Soal teknis menulis, masalah yang cukup penting adalah soal kutip mengutip. Untuk karya ilmiah, persoalan ini bukan saja penting, tapi riskan. Riskan apabila penulis banyak mengutip, namun tidak cakap menguasai teknik mengutip. Salah-salah, dia bisa terjebak pada plagiarism. Sedangkan plagiarism merupakan cacat ilmiah, baik dari sisi konten, maupun etika penulisan karya ilmiah yang dilanggar.
LDP seperti persemaian untuk menumbuhkan kesadaran literasi ilmiah sejak dini. Penggagasnya memberi ruang bagi saya sekadar berbagi teknik seni mengutip meskipun hanya sekejap. Namun yang sekejap itu, bagi saya terasa bermakna berhari-hari. Sudah barang tentu apabila nanti karya ilmiah itu benar-benar menjadi rangkaian huruf, kata, frasa, klausa, kalimat, paragraf, dan narasi dia akan menjadi khazanah ilmiah yang berumur panjang. Ini keren.
Kepala MTs. Pembangunan, Momon Mujiburrahman, MA mengunjungi stand LDP. Foro Credit: Ahmad Rudianto.

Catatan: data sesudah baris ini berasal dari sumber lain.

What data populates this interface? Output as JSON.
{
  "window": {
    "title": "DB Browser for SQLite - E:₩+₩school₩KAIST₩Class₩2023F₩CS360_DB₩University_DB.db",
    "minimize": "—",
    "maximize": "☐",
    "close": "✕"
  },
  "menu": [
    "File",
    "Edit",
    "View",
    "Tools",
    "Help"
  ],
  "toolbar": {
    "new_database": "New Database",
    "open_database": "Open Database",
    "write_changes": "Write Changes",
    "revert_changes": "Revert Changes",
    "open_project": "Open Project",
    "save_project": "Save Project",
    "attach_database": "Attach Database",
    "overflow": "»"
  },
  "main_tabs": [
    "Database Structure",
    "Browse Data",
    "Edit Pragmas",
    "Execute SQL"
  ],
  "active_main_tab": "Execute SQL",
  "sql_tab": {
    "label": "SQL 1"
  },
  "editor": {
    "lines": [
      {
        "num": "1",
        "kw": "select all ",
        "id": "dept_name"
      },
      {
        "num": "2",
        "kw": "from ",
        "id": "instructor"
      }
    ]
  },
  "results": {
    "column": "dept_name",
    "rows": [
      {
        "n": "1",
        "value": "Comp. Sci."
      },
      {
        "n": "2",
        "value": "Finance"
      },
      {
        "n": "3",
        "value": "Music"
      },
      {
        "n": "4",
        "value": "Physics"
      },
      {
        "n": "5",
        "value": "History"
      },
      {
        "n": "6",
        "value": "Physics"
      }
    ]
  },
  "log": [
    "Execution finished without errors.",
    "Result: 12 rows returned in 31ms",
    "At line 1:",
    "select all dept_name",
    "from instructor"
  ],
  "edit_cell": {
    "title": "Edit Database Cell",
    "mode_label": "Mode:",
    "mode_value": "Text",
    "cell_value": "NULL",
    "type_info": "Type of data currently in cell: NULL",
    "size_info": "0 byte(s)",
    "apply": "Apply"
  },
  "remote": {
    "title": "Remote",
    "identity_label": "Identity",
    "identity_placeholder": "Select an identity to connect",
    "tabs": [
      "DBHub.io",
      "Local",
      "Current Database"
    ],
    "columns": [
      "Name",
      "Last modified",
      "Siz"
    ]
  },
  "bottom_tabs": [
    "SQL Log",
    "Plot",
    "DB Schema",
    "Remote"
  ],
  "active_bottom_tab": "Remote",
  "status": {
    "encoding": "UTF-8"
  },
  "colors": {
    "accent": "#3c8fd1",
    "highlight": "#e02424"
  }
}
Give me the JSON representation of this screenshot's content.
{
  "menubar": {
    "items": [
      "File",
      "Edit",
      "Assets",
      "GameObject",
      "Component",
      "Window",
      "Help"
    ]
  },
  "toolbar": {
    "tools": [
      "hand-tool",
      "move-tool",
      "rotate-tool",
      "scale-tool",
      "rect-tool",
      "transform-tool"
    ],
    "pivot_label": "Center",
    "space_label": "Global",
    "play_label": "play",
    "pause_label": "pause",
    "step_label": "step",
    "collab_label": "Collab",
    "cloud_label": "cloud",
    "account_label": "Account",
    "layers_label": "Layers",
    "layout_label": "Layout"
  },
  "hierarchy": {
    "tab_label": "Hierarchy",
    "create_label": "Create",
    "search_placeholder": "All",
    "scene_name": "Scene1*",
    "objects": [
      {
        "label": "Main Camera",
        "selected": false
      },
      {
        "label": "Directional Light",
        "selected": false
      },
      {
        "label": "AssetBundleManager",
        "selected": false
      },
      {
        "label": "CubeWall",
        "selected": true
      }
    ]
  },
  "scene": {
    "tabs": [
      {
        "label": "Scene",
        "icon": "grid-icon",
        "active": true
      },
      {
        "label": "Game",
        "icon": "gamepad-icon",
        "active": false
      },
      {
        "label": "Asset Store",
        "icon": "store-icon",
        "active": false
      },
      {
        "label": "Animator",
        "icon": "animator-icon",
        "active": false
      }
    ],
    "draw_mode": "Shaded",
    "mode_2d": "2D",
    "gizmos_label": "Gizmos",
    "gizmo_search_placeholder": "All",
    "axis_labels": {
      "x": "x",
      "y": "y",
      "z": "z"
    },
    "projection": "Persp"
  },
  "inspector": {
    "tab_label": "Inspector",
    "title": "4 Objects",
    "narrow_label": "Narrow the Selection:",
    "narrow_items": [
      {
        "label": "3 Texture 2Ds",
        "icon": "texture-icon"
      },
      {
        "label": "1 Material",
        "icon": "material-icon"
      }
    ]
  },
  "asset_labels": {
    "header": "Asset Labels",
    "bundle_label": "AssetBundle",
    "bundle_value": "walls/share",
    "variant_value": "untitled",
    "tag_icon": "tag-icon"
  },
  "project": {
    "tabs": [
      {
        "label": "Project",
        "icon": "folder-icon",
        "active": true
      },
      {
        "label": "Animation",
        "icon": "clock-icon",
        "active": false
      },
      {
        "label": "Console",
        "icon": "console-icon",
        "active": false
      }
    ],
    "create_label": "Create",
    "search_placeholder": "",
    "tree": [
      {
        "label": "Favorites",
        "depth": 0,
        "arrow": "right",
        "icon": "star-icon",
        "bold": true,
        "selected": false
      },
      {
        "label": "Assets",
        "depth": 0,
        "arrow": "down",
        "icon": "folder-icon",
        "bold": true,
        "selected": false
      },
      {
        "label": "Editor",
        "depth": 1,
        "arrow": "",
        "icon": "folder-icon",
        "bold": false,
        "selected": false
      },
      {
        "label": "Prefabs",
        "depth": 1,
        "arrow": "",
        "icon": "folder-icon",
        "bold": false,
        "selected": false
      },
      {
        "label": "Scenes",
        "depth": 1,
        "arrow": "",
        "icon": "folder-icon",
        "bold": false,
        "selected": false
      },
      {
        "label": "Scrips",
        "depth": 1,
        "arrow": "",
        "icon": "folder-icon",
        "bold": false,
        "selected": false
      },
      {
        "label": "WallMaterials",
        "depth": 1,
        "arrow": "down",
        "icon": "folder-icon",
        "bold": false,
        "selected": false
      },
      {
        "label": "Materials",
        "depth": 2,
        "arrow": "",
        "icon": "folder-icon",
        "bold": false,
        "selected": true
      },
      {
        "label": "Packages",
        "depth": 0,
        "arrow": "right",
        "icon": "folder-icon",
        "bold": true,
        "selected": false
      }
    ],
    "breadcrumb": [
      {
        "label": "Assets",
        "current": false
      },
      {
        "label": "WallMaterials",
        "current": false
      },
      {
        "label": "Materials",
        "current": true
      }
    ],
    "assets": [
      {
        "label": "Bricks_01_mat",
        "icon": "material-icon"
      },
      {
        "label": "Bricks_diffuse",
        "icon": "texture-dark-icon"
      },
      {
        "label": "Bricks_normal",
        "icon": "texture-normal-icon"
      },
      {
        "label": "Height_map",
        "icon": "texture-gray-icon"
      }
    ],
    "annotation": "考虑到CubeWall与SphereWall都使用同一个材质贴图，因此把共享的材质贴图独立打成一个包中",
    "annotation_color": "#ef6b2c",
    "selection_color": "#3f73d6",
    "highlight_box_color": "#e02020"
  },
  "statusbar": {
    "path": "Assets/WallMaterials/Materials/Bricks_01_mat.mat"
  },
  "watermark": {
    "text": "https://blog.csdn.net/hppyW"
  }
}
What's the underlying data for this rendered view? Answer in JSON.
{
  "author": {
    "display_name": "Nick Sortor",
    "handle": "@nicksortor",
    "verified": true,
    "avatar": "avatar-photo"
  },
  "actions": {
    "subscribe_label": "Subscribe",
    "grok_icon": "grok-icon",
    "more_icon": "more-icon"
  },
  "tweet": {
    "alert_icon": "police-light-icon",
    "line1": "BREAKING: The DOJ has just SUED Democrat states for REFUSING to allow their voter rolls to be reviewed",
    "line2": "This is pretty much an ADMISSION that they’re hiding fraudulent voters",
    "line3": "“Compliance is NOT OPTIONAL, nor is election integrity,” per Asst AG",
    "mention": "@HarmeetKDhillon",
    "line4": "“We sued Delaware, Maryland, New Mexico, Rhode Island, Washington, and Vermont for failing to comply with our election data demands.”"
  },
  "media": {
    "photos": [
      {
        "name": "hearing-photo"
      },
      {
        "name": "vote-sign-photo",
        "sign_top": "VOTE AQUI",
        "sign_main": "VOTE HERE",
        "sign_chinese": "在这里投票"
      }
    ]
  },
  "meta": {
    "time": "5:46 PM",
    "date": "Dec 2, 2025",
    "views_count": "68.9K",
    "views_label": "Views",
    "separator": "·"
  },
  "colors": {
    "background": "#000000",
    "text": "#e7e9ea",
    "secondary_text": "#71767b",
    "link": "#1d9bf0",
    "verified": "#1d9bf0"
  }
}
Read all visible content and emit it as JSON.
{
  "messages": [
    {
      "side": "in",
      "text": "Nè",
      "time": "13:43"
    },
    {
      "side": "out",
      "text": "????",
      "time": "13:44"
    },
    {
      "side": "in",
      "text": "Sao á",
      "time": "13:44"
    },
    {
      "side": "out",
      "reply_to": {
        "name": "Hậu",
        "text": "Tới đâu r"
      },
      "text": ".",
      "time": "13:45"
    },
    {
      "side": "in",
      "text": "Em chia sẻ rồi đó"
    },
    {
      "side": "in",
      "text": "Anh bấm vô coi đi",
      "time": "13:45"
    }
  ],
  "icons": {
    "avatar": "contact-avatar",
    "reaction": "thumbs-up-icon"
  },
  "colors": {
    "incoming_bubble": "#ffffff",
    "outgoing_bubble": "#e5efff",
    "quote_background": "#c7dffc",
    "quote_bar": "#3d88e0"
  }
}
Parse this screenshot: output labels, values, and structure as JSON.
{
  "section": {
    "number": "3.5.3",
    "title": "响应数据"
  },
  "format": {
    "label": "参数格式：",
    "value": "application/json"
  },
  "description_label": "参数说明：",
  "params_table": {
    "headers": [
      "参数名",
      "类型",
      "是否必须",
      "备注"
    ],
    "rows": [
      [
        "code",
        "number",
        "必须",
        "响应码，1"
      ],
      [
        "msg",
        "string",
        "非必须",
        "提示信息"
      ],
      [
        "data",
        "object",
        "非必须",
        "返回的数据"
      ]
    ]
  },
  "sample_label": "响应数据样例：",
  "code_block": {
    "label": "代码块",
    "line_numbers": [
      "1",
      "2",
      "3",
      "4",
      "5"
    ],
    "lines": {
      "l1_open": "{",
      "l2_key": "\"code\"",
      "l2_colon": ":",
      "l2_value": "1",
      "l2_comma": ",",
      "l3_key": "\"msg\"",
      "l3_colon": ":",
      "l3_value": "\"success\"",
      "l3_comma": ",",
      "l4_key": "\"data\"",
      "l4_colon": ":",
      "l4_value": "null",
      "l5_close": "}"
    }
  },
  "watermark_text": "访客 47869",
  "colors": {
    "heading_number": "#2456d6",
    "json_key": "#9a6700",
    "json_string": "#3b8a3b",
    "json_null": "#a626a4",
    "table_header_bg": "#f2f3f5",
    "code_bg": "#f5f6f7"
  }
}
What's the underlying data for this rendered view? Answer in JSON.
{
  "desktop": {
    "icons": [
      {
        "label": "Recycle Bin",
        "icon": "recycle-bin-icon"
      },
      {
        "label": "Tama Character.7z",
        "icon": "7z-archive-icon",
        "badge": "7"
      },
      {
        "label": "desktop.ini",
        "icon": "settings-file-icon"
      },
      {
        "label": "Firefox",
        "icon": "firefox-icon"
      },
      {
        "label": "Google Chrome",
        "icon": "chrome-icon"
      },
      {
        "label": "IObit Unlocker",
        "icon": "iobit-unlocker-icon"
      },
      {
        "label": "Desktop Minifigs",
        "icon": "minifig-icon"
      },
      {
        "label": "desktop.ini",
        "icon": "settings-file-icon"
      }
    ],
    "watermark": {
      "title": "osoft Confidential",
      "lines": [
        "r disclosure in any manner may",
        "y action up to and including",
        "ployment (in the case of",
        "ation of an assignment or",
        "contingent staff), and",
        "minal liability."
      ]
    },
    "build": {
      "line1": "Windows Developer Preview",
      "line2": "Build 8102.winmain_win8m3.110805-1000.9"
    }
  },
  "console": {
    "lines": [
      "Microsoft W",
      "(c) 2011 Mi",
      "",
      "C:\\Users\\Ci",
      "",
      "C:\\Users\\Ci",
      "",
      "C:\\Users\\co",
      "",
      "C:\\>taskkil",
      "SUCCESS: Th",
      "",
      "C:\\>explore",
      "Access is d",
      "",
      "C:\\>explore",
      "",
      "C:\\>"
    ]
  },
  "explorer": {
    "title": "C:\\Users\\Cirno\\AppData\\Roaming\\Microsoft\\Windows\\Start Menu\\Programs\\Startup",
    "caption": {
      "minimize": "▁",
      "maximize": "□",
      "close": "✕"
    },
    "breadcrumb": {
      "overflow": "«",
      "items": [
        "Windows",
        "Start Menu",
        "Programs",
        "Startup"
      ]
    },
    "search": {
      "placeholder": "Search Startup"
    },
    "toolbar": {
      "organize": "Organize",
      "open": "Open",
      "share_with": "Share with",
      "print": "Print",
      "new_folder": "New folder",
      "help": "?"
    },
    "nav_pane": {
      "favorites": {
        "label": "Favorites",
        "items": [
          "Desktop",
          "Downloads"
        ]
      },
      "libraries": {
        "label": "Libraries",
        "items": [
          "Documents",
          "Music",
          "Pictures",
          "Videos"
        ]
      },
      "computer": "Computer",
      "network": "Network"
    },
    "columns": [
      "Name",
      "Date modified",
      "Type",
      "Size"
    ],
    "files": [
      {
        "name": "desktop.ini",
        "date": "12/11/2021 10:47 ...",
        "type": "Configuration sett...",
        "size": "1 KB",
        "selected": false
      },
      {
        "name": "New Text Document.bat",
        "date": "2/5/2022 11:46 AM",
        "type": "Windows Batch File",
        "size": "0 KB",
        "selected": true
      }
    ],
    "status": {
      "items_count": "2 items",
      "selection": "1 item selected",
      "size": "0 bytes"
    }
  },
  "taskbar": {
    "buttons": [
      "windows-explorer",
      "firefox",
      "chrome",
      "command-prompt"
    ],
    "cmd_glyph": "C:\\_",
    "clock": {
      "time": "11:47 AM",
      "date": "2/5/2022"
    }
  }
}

Satu hal lagi. Bila peserta didik MTs. sudah dibiasakan dengan tradisi menulis ilmiah dengan didahului kegitan riset, pembekalan-pembekalan yang memadai seperti teknik mengutip yang benar, ini akan sangat bagus untuk mendukung visi MA Pembangunan dengan tagline-nya sebagai Madrasah Riset bila nanti peserta didik MTs. Pembangunan akan melanjutkan ke MA Pembangunan. Jadi, ketika mereka melangkah ke MA Pembangunan, mereka sudah membawa tradisi menulis ilmiah yang kuat. Keren lagi, kan?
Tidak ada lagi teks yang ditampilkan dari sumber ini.